Tanks a Lot
As the undershirt known as a "wife-beater" becomes the unofficial summer uniform of the city's most stylish men, its partisans are arguing over which brand is best. "I always buy two or three packs of Fruit of the Loom -- by August, they're sold out," says an East Village writer. "I'm fanatical about my Marks & Spencers because they last forever," says a bar owner who has friends pick up shirts for him in London. "The armholes on Helmut Lang's tanks are cut small, so they're better for slim people," says a Burberry window designer, who then confides that his real favorite is a Martin Margiela women's tank. But even those armholes aren't small enough for a 360hiphop.com employee who goes all the way to Korea for his Jockey shirts: "The ones they sell in America," he insists, "have openings down to your lower ribs."
The Foot Patrol
The legs lined up at the city's pedicure stations are a bit hairier than usual this summer. "Men are paying a lot more attention to grooming," says Ji Baek of Rescue Beauty Lounge (8 Centre Market Place; 212-431-0449), whose clients include Simon Doonan. Victor Alfaro has a standing appointment at Eve (400 Bleecker Street; 212-807-8054); Vincent Gallo visits Bliss SoHo (568 Broadway; 212-219-8970). But is this level of male vanity really necessary? "I look at men's feet in the subway and cringe," says Baek. "If I saw those toes in a beautiful Gucci thong, I'd cry."
Inspired by the introduction of sarongs for men by Malatesta and Emporio Armani, as well as Julian Schnabel's saronged appearance at a party celebrating Jeff Koons's topiary puppy, I thought a garnet-striped one by Malatesta ($82) might make the perfect weekend beach-to-town-to-barbecue wear. But if they've heard the sarong song in East Hampton, it hasn't reached Westport, Connecticut, where Compo Beach was teeming with every type of sarong -- flowered, long, short, sheer, matching -- worn exclusively by women. While I fetched breakfast at the deli, two polo-shirts-and-cutoffs types stared at me slack-jawed, one whispering, "You know, the difference between European and American men is . . ." On the pre-beach coffee line, I tried to make a friend by complimenting a woman on her yellow sarong, but received only curt recognition that we might both be suitably dressed for a carefree summer Sunday. There was at least one fringe benefit of wearing a skirt in decorous Volvoland: I didn't have to open a door for myself all weekend.

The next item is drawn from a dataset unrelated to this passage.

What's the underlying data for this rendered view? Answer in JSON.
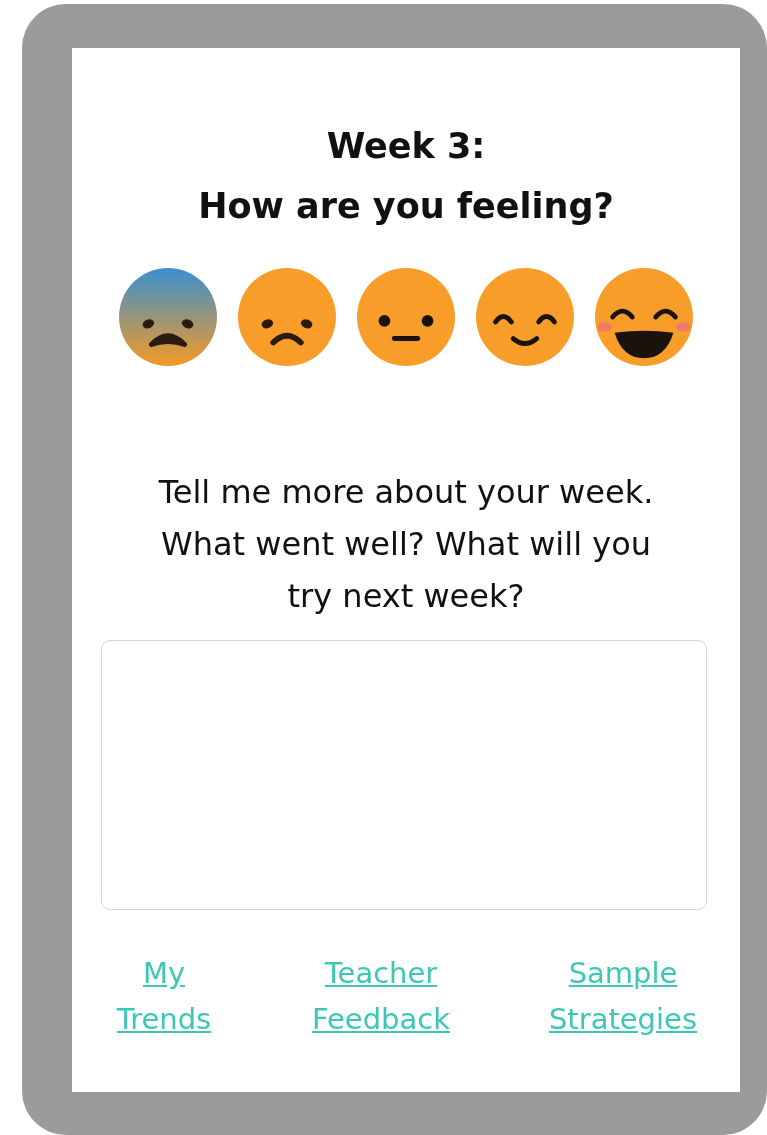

A new salvo has been fired in the casual-Friday backlash: Some dressed-up dudes, not satisfied with simply buttoning their collars, are insisting on two buttons. "A higher collar is more flattering," says GQ staff writer Adam Sachs, who picked up his shirts in Rome. Turnbull and Asser custom-made Sean Connery's shirts for the James Bond films (42 East 57th Street; 212-752-5700). Here in the States, Bergdorf Goodman stocks versions by Gucci, Etro, and Gianluca Isaia ($225, pictured). But not every dandy has decided in favor of the design: "It's a foppish detail," sniffs the Post's Jared Paul Stern, "for the English and old folks."